Kitap sevmeyen öğretmenler var ne yazık ki!
O da kapağı İstanbul'a atan yazarlarımızdan. Öykücü Yılmaz Yılmaz ile kitapları üzerine bir söyleşi gerçekleştirdik.
26 Haziran 2012 Salı
Söyleşi: İsmail Demirel
Dünyabizim’de de yazılarına rastladığımız öykücü Yılmaz Yılmaz ile kitapları üzerine bir söyleşi gerçekleştirdik.
İlk kitap, Salik Yola Düşünce. İkincisi Sabahleyin Bir Tantana. Evet, büyükler derler ki, salik bir hal üzere kalmaz, sürekli halden hale geçer. Şimdi salik yola düştü ve seherden sonraki ilk vakitte bir tantanayla karşılaştı. Sonra neler olacak acaba?
Sonrasını merak ediyoruz. Bahtımızda hangi duraklar varsa oralarda duracağız, şöyle bir soluk alacağız, gölgeleneceğiz. Hamlıktan olmaya, pişmeye sürgit bir çabanın içinde olmaya çalışıyoruz. Sonrası yine yol ve yolculuk… Sayılı nefesler bitene değin…
Üç senede iki kitap. Ve aynı yayınevi. Kitap bastırmak için zorlanmıyorsunuz diyebilir miyiz?

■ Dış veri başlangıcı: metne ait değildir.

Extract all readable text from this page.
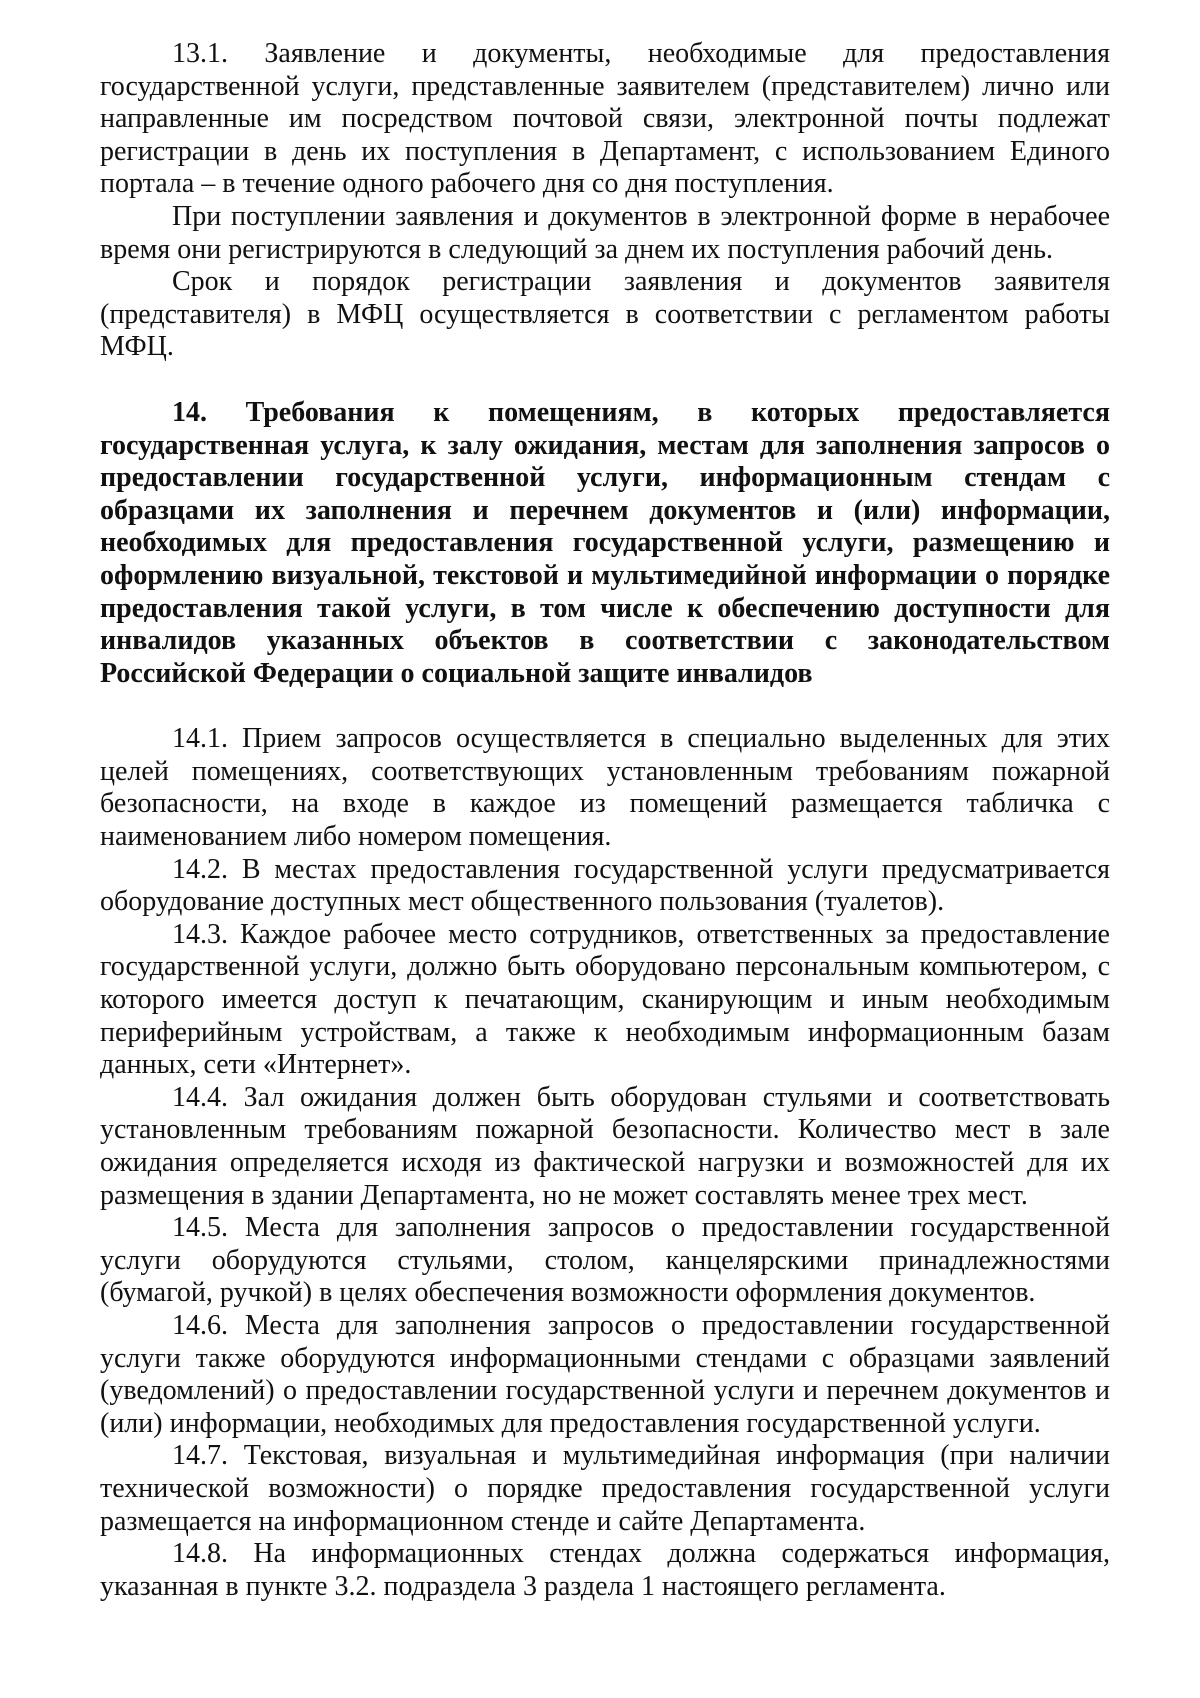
13.1. Заявление и документы, необходимые для предоставления государственной услуги, представленные заявителем (представителем) лично или направленные им посредством почтовой связи, электронной почты подлежат регистрации в день их поступления в Департамент, с использованием Единого портала – в течение одного рабочего дня со дня поступления.

При поступлении заявления и документов в электронной форме в нерабочее время они регистрируются в следующий за днем их поступления рабочий день.

Срок и порядок регистрации заявления и документов заявителя (представителя) в МФЦ осуществляется в соответствии с регламентом работы МФЦ.

14. Требования к помещениям, в которых предоставляется государственная услуга, к залу ожидания, местам для заполнения запросов о предоставлении государственной услуги, информационным стендам с образцами их заполнения и перечнем документов и (или) информации, необходимых для предоставления государственной услуги, размещению и оформлению визуальной, текстовой и мультимедийной информации о порядке предоставления такой услуги, в том числе к обеспечению доступности для инвалидов указанных объектов в соответствии с законодательством Российской Федерации о социальной защите инвалидов

14.1. Прием запросов осуществляется в специально выделенных для этих целей помещениях, соответствующих установленным требованиям пожарной безопасности, на входе в каждое из помещений размещается табличка с наименованием либо номером помещения.

14.2. В местах предоставления государственной услуги предусматривается оборудование доступных мест общественного пользования (туалетов).

14.3. Каждое рабочее место сотрудников, ответственных за предоставление государственной услуги, должно быть оборудовано персональным компьютером, с которого имеется доступ к печатающим, сканирующим и иным необходимым периферийным устройствам, а также к необходимым информационным базам данных, сети «Интернет».

14.4. Зал ожидания должен быть оборудован стульями и соответствовать установленным требованиям пожарной безопасности. Количество мест в зале ожидания определяется исходя из фактической нагрузки и возможностей для их размещения в здании Департамента, но не может составлять менее трех мест.

14.5. Места для заполнения запросов о предоставлении государственной услуги оборудуются стульями, столом, канцелярскими принадлежностями (бумагой, ручкой) в целях обеспечения возможности оформления документов.

14.6. Места для заполнения запросов о предоставлении государственной услуги также оборудуются информационными стендами с образцами заявлений (уведомлений) о предоставлении государственной услуги и перечнем документов и (или) информации, необходимых для предоставления государственной услуги.

14.7. Текстовая, визуальная и мультимедийная информация (при наличии технической возможности) о порядке предоставления государственной услуги размещается на информационном стенде и сайте Департамента.

14.8. На информационных стендах должна содержаться информация, указанная в пункте 3.2. подраздела 3 раздела 1 настоящего регламента.
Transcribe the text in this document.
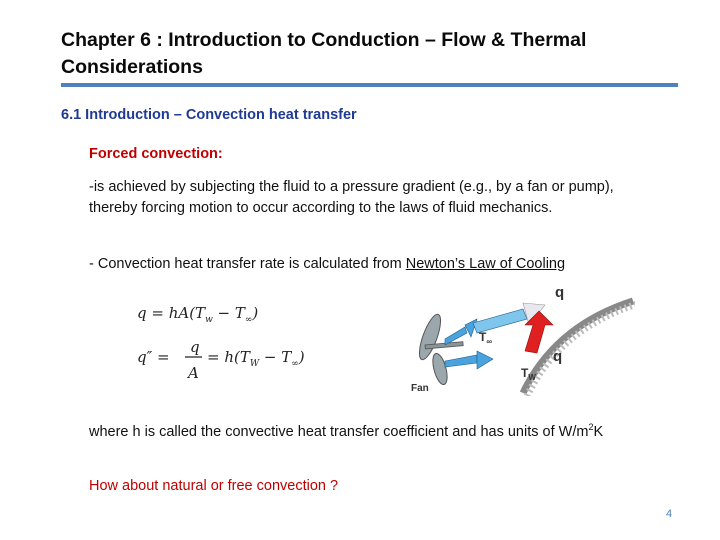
Chapter 6 : Introduction to Conduction – Flow & Thermal Considerations
6.1 Introduction – Convection heat transfer
Forced convection:

-is achieved by subjecting the fluid to a pressure gradient (e.g., by a fan or pump), thereby forcing motion to occur according to the laws of fluid mechanics.

- Convection heat transfer rate is calculated from Newton’s Law of Cooling

$q = hA(T_w - T_\infty)$
q″ =
q
A
= $h(T_W - T_\infty)$
q
q
$T_\infty$
$T_W$
Fan

where h is called the convective heat transfer coefficient and has units of $W/m^2K$

How about natural or free convection ?

4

Kitap bastırmak bizim gibi yolun başındaki yazarlar için her zaman zor olmuştur. Ben her iki kitabın da basımında böylesi bir suhuletin olmasını yayınevinin güvenine, özelde Ünsal Ünlü’nün güvenine bağlıyorum. Demek ki Yılmaz Yılmaz öyküsünden mutmain… Ne kadar teşekkür etsem azdır. Hâkeza; kitabın editörü Güray Süngü Bey’in de yardımlarının olması, dosyayı okuması ve fikir vermesi… Az şey değil bunlar.
Kitaplarınızın adları gerçekten güzel. Siz kitaplarınızın adını bir öykünüzden alıyorsunuz. Neden böyle ve neden o öykü?
Aslında kitap isimleri için çok düşünüyorum. Hatta bazen bir öykü bittiğinde, o öykü adının, nasip olur da bir kitap daha yayınlama imkânı olursa, bir kitap ismi olmasını diliyorum. Yazılan her öykü biraz da isminin gölgesinde demleniyor. Eğer kabalık saymazsanız, yaklaşık altı yedi ay önce yazdığım bir öykünün ilerde çıkması muhtemel bir öykü kitabına ad olacağını söylemiş olayım. Kitap isimleri benim içime siniyor, ayrıca sizin de beğenmiş olmanıza sevindim. Kimi dostlar kitap isimleri ile ofsayta düştüğümü de söyledi. Ne bileyim; bana güzel geldi, öyle kondu. Adını ben koydum, yaşını Allah versin, diye dualamış olayım müsaadenizle.
Öykü, kendimi yakın hissettiğim tür olarak hep en önde gelen oldu. Bir gün öykü yazacağımı dahi kestirememişken kitaplığıma dönüp baktığımda öykü kitaplarının hayli yer tuttuğunu gördüm. Mustafa Kutlu, Rasim Özdenören, Hüseyin Su, Ömer Lekesiz, Cemal Şakar, Ali Haydar Haksal, Kâmil Yeşil, Abdullah Harmancı, Ayfer Tunç, Füruzan, Cihan Aktaş, Feyyaz Kayacan, Oğuz Atay, Hulki Aktunç, Adnan Özyalçıner, Recep Şükrü Güngör gibi isimler bana okumayı, edebiyatı sevdirdi. Onların öykücü kimliğini haiz olması beni o kanala sevk etti sanırım. Böyle…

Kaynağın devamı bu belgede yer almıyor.